Los veranos eran temporadas de lecturas densas, las únicas que ofrecían las estanterías de la casa de mi abuelo. Así descubrí a Kafka, Thomas Mann, Anais Nin, Aldous Huxley y James Joyce en una edad más apropiada para Enid Blyton o Martín Vigil por empatía intuitiva más que nada. Entendía de aquellas zozobras vitales y angustias existenciales por mera predisposición genética. La melancolía es ya una clave de entendimiento entre muchos escritores y sus lectores.

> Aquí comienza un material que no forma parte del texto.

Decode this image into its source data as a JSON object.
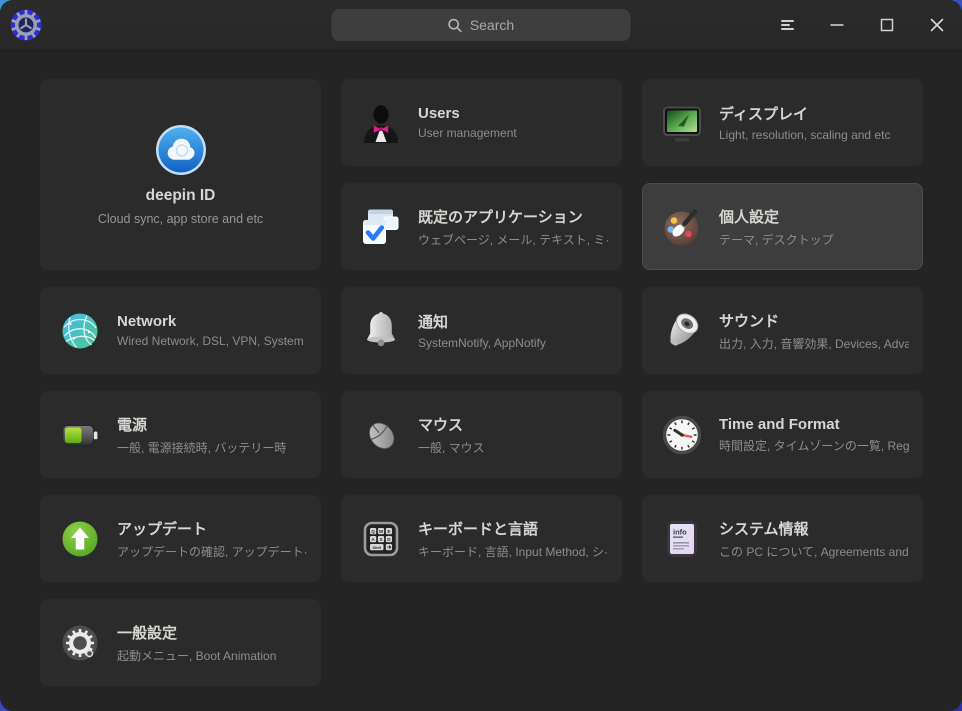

Por eso, es posible que una chica de dieciséis años pueda embeberse y sentir la decadencia de la mujer, leyendo «La mujer rota» de Simone de Beauvoir.

Ser lector y ser escritor es una manera de ser más que nada y en ello suele entrar el componente de la melancolía, un mal maravilloso que fue considerado enfermedad en otros tiempos y que será analizado por Lourdes Blanco Fresnadillo en un ensayo «Saturno y la melancolía» que estoy deseando llevarme a la vista.

Como escritora y lectora, me siento muy próxima a este mal de la melancolía, aunque, sobre todo, como lectora, que es lo que soy antes que nada y lo que aspiraría a ser de modo profesional, tal y como confesaba Almudena Grandes; «yo lo que quería es ser lectora de mayor, pero como no pagaban por eso, tuve que dedicarme a la escritura». Una declaración de intenciones que nos lleva a la célebre cita de Jorge Luis Borges «Que otros se enorgullezcan por lo que han escrito, yo me enorgullezco por lo que he leído». Frase borgiana que venía persiguiéndome desde hace unos días y que hallé con grata sorpresa en el arranque del pregón de la Feria del Libro de Málaga que escribió y leyó Alfredo Taján el pasado miércoles con el título «La vuelta al libro en ochenta mundos». El escritor declaró por su parte que podía vivir sin escribir, pero nunca sin leer. Y yo añado que ningún escritor que no lea constantemente, podrá escribir algo de valía.

Como mi asignatura pendiente en esta Feria del Libro, es la literatura actual, voy a embarcarme en la empresa de buscar los escritores leídos que me acompañen en mis próximos viajes.

Este grato sol primaveral aconseja la aventura. Viaja, lee, piensa; despierta. Vive.